The IDAs owed telecoms operators nearly $8 million in the first half of the year after the $0.045 termination fee went into effect, an official of one of the MNOs admitted to The Guardian last month.

However, in a new document issued yesterday and signed by Prof. Umar Danbatta, Executive Vice Chairman of the NCC, titled “Determination of Mobile (Voice) International Termination Rate (As Amended) Issued by the NCC and dated August 25, 2022,” the commission acknowledged that there were post-implementation issues and that further discussions with pertinent stakeholders were required.

The House Committee on Communications of the National Assembly held a public hearing on March 17 where it was decided that the commission should continue working with the IDAs and the MNOs to better understand their respective concerns as a foundation for a just and amicable resolution of the issues.

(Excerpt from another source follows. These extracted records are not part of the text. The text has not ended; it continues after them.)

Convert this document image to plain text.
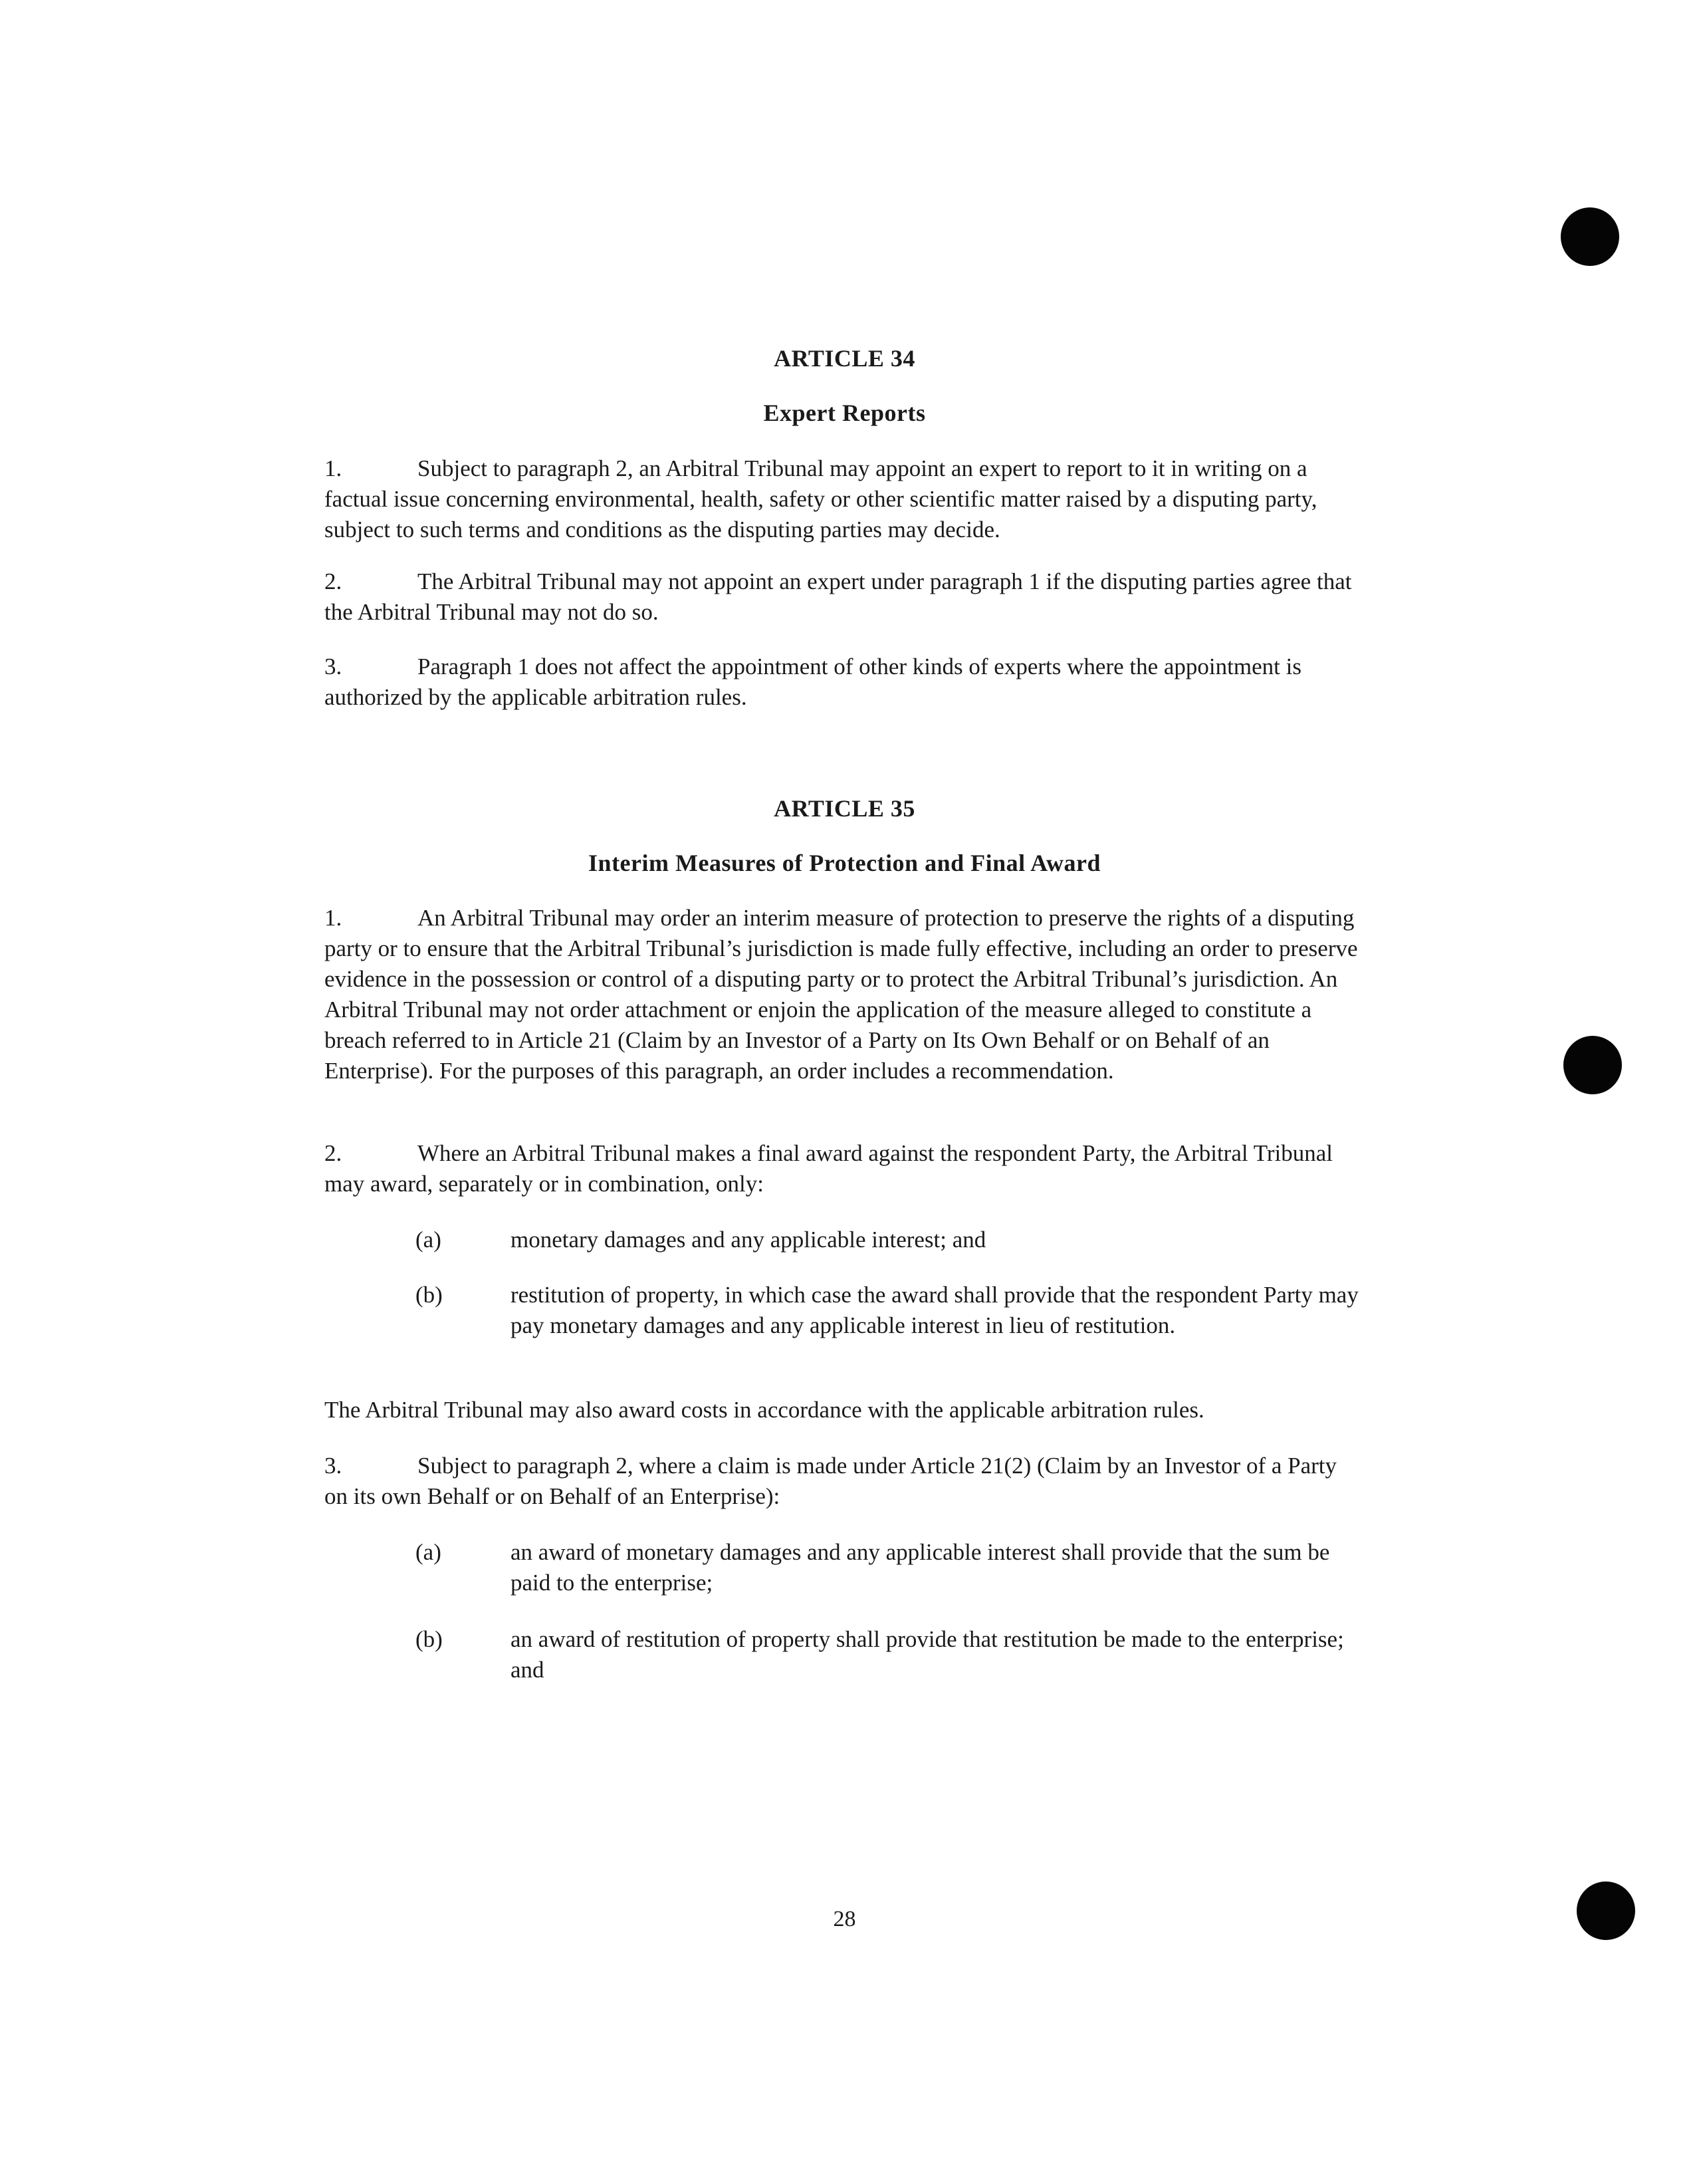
ARTICLE 34
Expert Reports
1.	Subject to paragraph 2, an Arbitral Tribunal may appoint an expert to report to it in writing on a factual issue concerning environmental, health, safety or other scientific matter raised by a disputing party, subject to such terms and conditions as the disputing parties may decide.
2.	The Arbitral Tribunal may not appoint an expert under paragraph 1 if the disputing parties agree that the Arbitral Tribunal may not do so.
3.	Paragraph 1 does not affect the appointment of other kinds of experts where the appointment is authorized by the applicable arbitration rules.
ARTICLE 35
Interim Measures of Protection and Final Award
1.	An Arbitral Tribunal may order an interim measure of protection to preserve the rights of a disputing party or to ensure that the Arbitral Tribunal’s jurisdiction is made fully effective, including an order to preserve evidence in the possession or control of a disputing party or to protect the Arbitral Tribunal’s jurisdiction. An Arbitral Tribunal may not order attachment or enjoin the application of the measure alleged to constitute a breach referred to in Article 21 (Claim by an Investor of a Party on Its Own Behalf or on Behalf of an Enterprise). For the purposes of this paragraph, an order includes a recommendation.
2.	Where an Arbitral Tribunal makes a final award against the respondent Party, the Arbitral Tribunal may award, separately or in combination, only:
(a)	monetary damages and any applicable interest; and
(b)	restitution of property, in which case the award shall provide that the respondent Party may pay monetary damages and any applicable interest in lieu of restitution.
The Arbitral Tribunal may also award costs in accordance with the applicable arbitration rules.
3.	Subject to paragraph 2, where a claim is made under Article 21(2) (Claim by an Investor of a Party on its own Behalf or on Behalf of an Enterprise):
(a)	an award of monetary damages and any applicable interest shall provide that the sum be paid to the enterprise;
(b)	an award of restitution of property shall provide that restitution be made to the enterprise; and
28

As a result, NCC claimed in the 16-page paper that it met with IDAs and MNOs on multiple occasions, especially on April 6 and June 21, 2022.

From the meetings, NCC accused MNOs of discriminatory pricing. “While the Determination had set a floor price of $0.045 and gave the MNOs room to negotiate on commercial terms with carriers, there were related indications that MNOs took advantage of this latitude to engage partners to the detriment of the Nigerian transit/IDA operators.”

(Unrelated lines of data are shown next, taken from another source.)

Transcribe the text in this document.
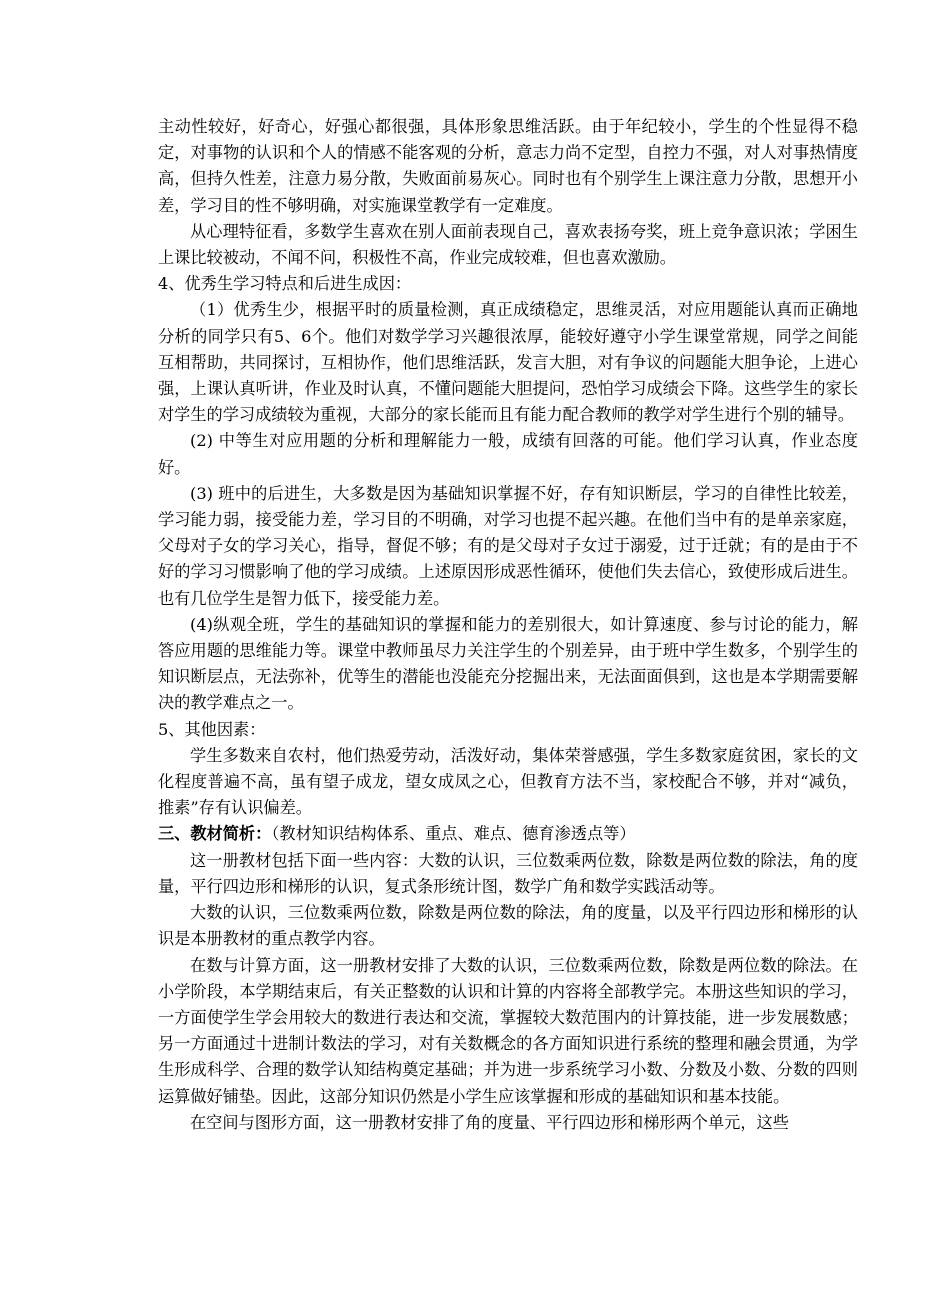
主动性较好，好奇心，好强心都很强，具体形象思维活跃。由于年纪较小，学生的个性显得不稳定，对事物的认识和个人的情感不能客观的分析，意志力尚不定型，自控力不强，对人对事热情度高，但持久性差，注意力易分散，失败面前易灰心。同时也有个别学生上课注意力分散，思想开小差，学习目的性不够明确，对实施课堂教学有一定难度。

从心理特征看，多数学生喜欢在别人面前表现自己，喜欢表扬夸奖，班上竞争意识浓；学困生上课比较被动，不闻不问，积极性不高，作业完成较难，但也喜欢激励。

4、优秀生学习特点和后进生成因：

（1）优秀生少，根据平时的质量检测，真正成绩稳定，思维灵活，对应用题能认真而正确地分析的同学只有5、6个。他们对数学学习兴趣很浓厚，能较好遵守小学生课堂常规，同学之间能互相帮助，共同探讨，互相协作，他们思维活跃，发言大胆，对有争议的问题能大胆争论，上进心强，上课认真听讲，作业及时认真，不懂问题能大胆提问，恐怕学习成绩会下降。这些学生的家长对学生的学习成绩较为重视，大部分的家长能而且有能力配合教师的教学对学生进行个别的辅导。

(2) 中等生对应用题的分析和理解能力一般，成绩有回落的可能。他们学习认真，作业态度好。

(3) 班中的后进生，大多数是因为基础知识掌握不好，存有知识断层，学习的自律性比较差，学习能力弱，接受能力差，学习目的不明确，对学习也提不起兴趣。在他们当中有的是单亲家庭，父母对子女的学习关心，指导，督促不够；有的是父母对子女过于溺爱，过于迁就；有的是由于不好的学习习惯影响了他的学习成绩。上述原因形成恶性循环，使他们失去信心，致使形成后进生。也有几位学生是智力低下，接受能力差。

(4)纵观全班，学生的基础知识的掌握和能力的差别很大，如计算速度、参与讨论的能力，解答应用题的思维能力等。课堂中教师虽尽力关注学生的个别差异，由于班中学生数多，个别学生的知识断层点，无法弥补，优等生的潜能也没能充分挖掘出来，无法面面俱到，这也是本学期需要解决的教学难点之一。

5、其他因素：

学生多数来自农村，他们热爱劳动，活泼好动，集体荣誉感强，学生多数家庭贫困，家长的文化程度普遍不高，虽有望子成龙，望女成凤之心，但教育方法不当，家校配合不够，并对“减负，推素”存有认识偏差。

三、教材简析：（教材知识结构体系、重点、难点、德育渗透点等）

这一册教材包括下面一些内容：大数的认识，三位数乘两位数，除数是两位数的除法，角的度量，平行四边形和梯形的认识，复式条形统计图，数学广角和数学实践活动等。

大数的认识，三位数乘两位数，除数是两位数的除法，角的度量，以及平行四边形和梯形的认识是本册教材的重点教学内容。

在数与计算方面，这一册教材安排了大数的认识，三位数乘两位数，除数是两位数的除法。在小学阶段，本学期结束后，有关正整数的认识和计算的内容将全部教学完。本册这些知识的学习，一方面使学生学会用较大的数进行表达和交流，掌握较大数范围内的计算技能，进一步发展数感；另一方面通过十进制计数法的学习，对有关数概念的各方面知识进行系统的整理和融会贯通，为学生形成科学、合理的数学认知结构奠定基础；并为进一步系统学习小数、分数及小数、分数的四则运算做好铺垫。因此，这部分知识仍然是小学生应该掌握和形成的基础知识和基本技能。

在空间与图形方面，这一册教材安排了角的度量、平行四边形和梯形两个单元，这些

“To check the incidence of such anti-competitive disposition, it was agreed by all parties at the meetings that a fixed rate should be adopted by the Commission, in place of the floor rate, which had provided a platform for negotiations with various carriers at a rate above the floor. It was further agreed that the present Determination should be amended to include this new fixed rate. The position was further underscored by the fact that the floor price of $0.045, while being the lowest rate in Africa, does not support predictability and monitoring, with a little positive impact on a healthy national balance of payment position,” NCC added.

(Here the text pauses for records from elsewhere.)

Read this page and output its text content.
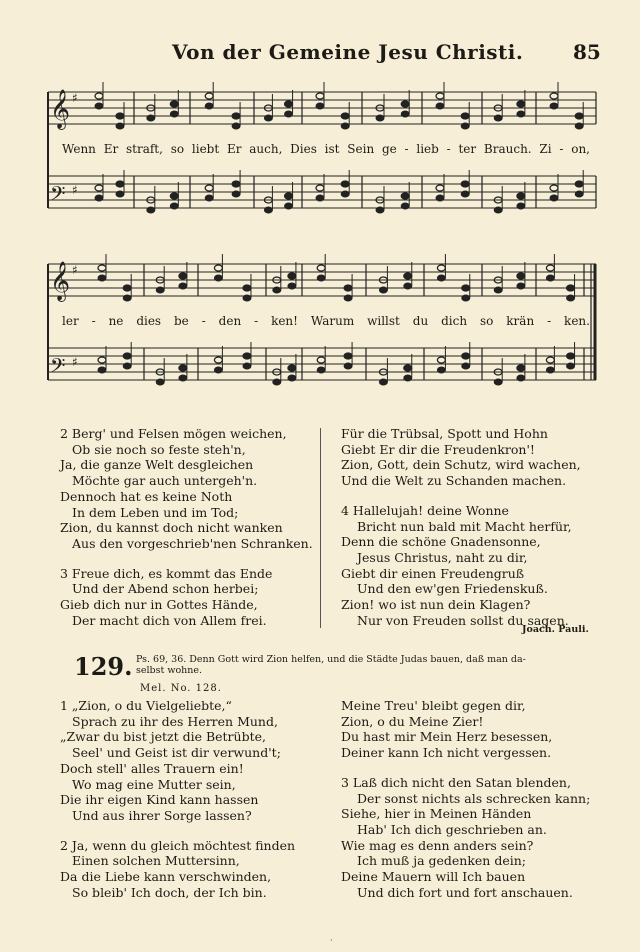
Von der Gemeine Jesu Christi. 85
𝄞 ♯
𝄢 ♯
Wenn Er straft, so liebt Er auch, Dies ist Sein ge - lieb - ter Brauch. Zi - on,
𝄞 ♯
𝄢 ♯
ler - ne dies be - den - ken! Warum willst du dich so krän - ken.
2 Berg' und Felsen mögen weichen,
Ob sie noch so feste steh'n,
Ja, die ganze Welt desgleichen
Möchte gar auch untergeh'n.
Dennoch hat es keine Noth
In dem Leben und im Tod;
Zion, du kannst doch nicht wanken
Aus den vorgeschrieb'nen Schranken.
3 Freue dich, es kommt das Ende
Und der Abend schon herbei;
Gieb dich nur in Gottes Hände,
Der macht dich von Allem frei.
Für die Trübsal, Spott und Hohn
Giebt Er dir die Freudenkron'!
Zion, Gott, dein Schutz, wird wachen,
Und die Welt zu Schanden machen.
4 Hallelujah! deine Wonne
Bricht nun bald mit Macht herfür,
Denn die schöne Gnadensonne,
Jesus Christus, naht zu dir,
Giebt dir einen Freudengruß
Und den ew'gen Friedenskuß.
Zion! wo ist nun dein Klagen?
Nur von Freuden sollst du sagen.
Joach. Pauli.
129. Ps. 69, 36. Denn Gott wird Zion helfen, und die Städte Judas bauen, daß man da-
selbst wohne.
Mel. No. 128.
1 „Zion, o du Vielgeliebte,“
Sprach zu ihr des Herren Mund,
„Zwar du bist jetzt die Betrübte,
Seel' und Geist ist dir verwund't;
Doch stell' alles Trauern ein!
Wo mag eine Mutter sein,
Die ihr eigen Kind kann hassen
Und aus ihrer Sorge lassen?
2 Ja, wenn du gleich möchtest finden
Einen solchen Muttersinn,
Da die Liebe kann verschwinden,
So bleib' Ich doch, der Ich bin.
Meine Treu' bleibt gegen dir,
Zion, o du Meine Zier!
Du hast mir Mein Herz besessen,
Deiner kann Ich nicht vergessen.
3 Laß dich nicht den Satan blenden,
Der sonst nichts als schrecken kann;
Siehe, hier in Meinen Händen
Hab' Ich dich geschrieben an.
Wie mag es denn anders sein?
Ich muß ja gedenken dein;
Deine Mauern will Ich bauen
Und dich fort und fort anschauen.
·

The document also stated that the meeting took into account how the current tax structure affected the relative price offers made by the MNOs, other international carriers, and the IDAs.

According to the paper, other foreign carriers enjoy a relative price advantage over IDAs since they are not required to pay the same Value Added Tax (VAT) rate of 7.5% that is included on bills sent to IDAs.

As such, “it was the consensus of all that taxes and other costs borne exclusively by the IDAs be taken into consideration in arriving at the rate of terminating international in-bound traffic by them. The pricing asymmetry on the ITR will allow local IDA players to accommodate taxes and other related costs in a way that guarantees their competitiveness within the international carrier market and aligns with the subsisting principle and policy on local content.”

To put this into action, it was unanimously decided, according to the document, that the NCC adopt the same asymmetrical corridor as the 2018 MTR Determination, which has big operators terminating at N4.70 in the networks of small operators and small operators terminating at N3.90 in the networks of big operators. This discrepancy, which equals a discount of 21%, should apply to all terminations of inbound foreign traffic for IDA operators.

In order to implement this new decision, NCC claimed that on June 29, it met with the Central Bank of Nigeria and shared information with the apex bank about the difficulties associated with foreign exchange remittances, value chains, and international traffic flows.

While this was going on, insiders within the IDAs praised the NCC and NASS for attending to their requests and taking the appropriate action.

According to a source, the NCC, IDAs, and MNOs held extensive consultations while taking the interests of the country into account.